Fora do asfalto

Não é o tempo da sardinha. Hoje vai chicharro, quatro cabazes dele, graudinho e fresco, a sair do mar. Faço meia de duzia de lugares e o dia está ganho.
O triciclo em andamento numa meia volta rápida, uma roda traseira no ar, habilidade treinada que a canalha gosta e aplaude, as mães chegam logo depois, assim que ouvem a gaita a buzinar. O pior é esta maldita poeira em tanto andar na terra batida, o acelerador sempre a fundo, a gaita berrando como anho esfolado e o chicharro aos pulos na caixa, o sol a dar-lhe.
- Dúzia e meia, Sr. Abílio, a como está ele? - Ele está vivo e barato, Se'Balbina, são dez me'reis. - Ui! Barato? Só se for para ricos como vocemessê! - O que lhe sai caro são esses seus ganapos todos, Se'Balbina, não é o peixe...
E a digressão prossegue. Para trás ficou a Se'Balbina e o seu balde cheio. Será uma manhã com a faca a escamar e a esventrar chicharros, as tripas lançadas ao porco de engorda. Depois a benzê-los em farinha, a fritá-los enquanto na panela sobre a trempe a água fervente coze as batatas. O lar espalha o fumo e o cheiro do chicharro pela casa.
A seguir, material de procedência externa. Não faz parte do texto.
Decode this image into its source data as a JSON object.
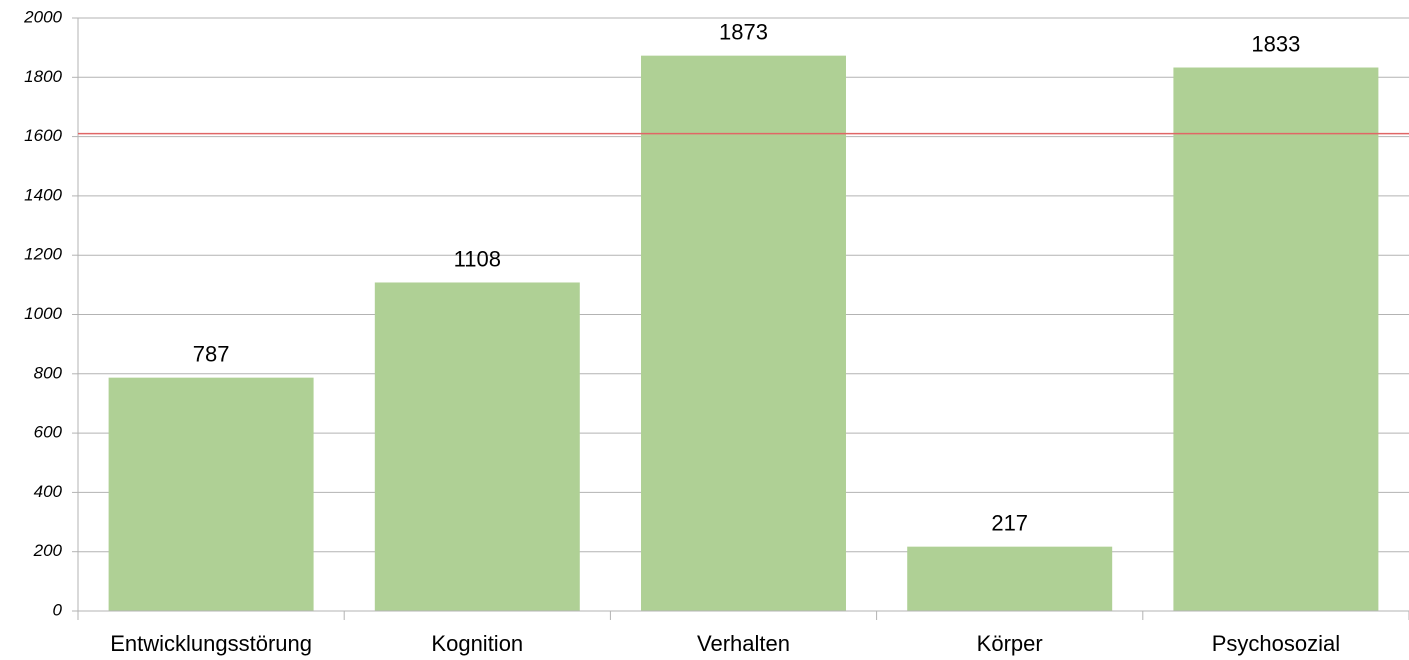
{
  "chart_data": {
    "type": "bar",
    "categories": [
      "Entwicklungsstörung",
      "Kognition",
      "Verhalten",
      "Körper",
      "Psychosozial"
    ],
    "values": [
      787,
      1108,
      1873,
      217,
      1833
    ],
    "color": "#afd095",
    "ylim": [
      0,
      2000
    ],
    "yticks": [
      0,
      200,
      400,
      600,
      800,
      1000,
      1200,
      1400,
      1600,
      1800,
      2000
    ],
    "grid": true,
    "reference_line": {
      "value": 1610,
      "color": "#e06666"
    }
  }
}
Acalorada, a Se'Balbina despe o casaco de malha e poisa-o numa cadeira junto à mesa; vesti-lo-á mais tarde, às tantas dormirá com ele, o outono anda frio.
Por falar nisso, hei de passar pelo Zeca da oficina, a dar um jeito neste vidro do meu lado que não fecha. Não tarda chove, a gente fica toda molhada e tenho medo de o emperrar mais se o forçar.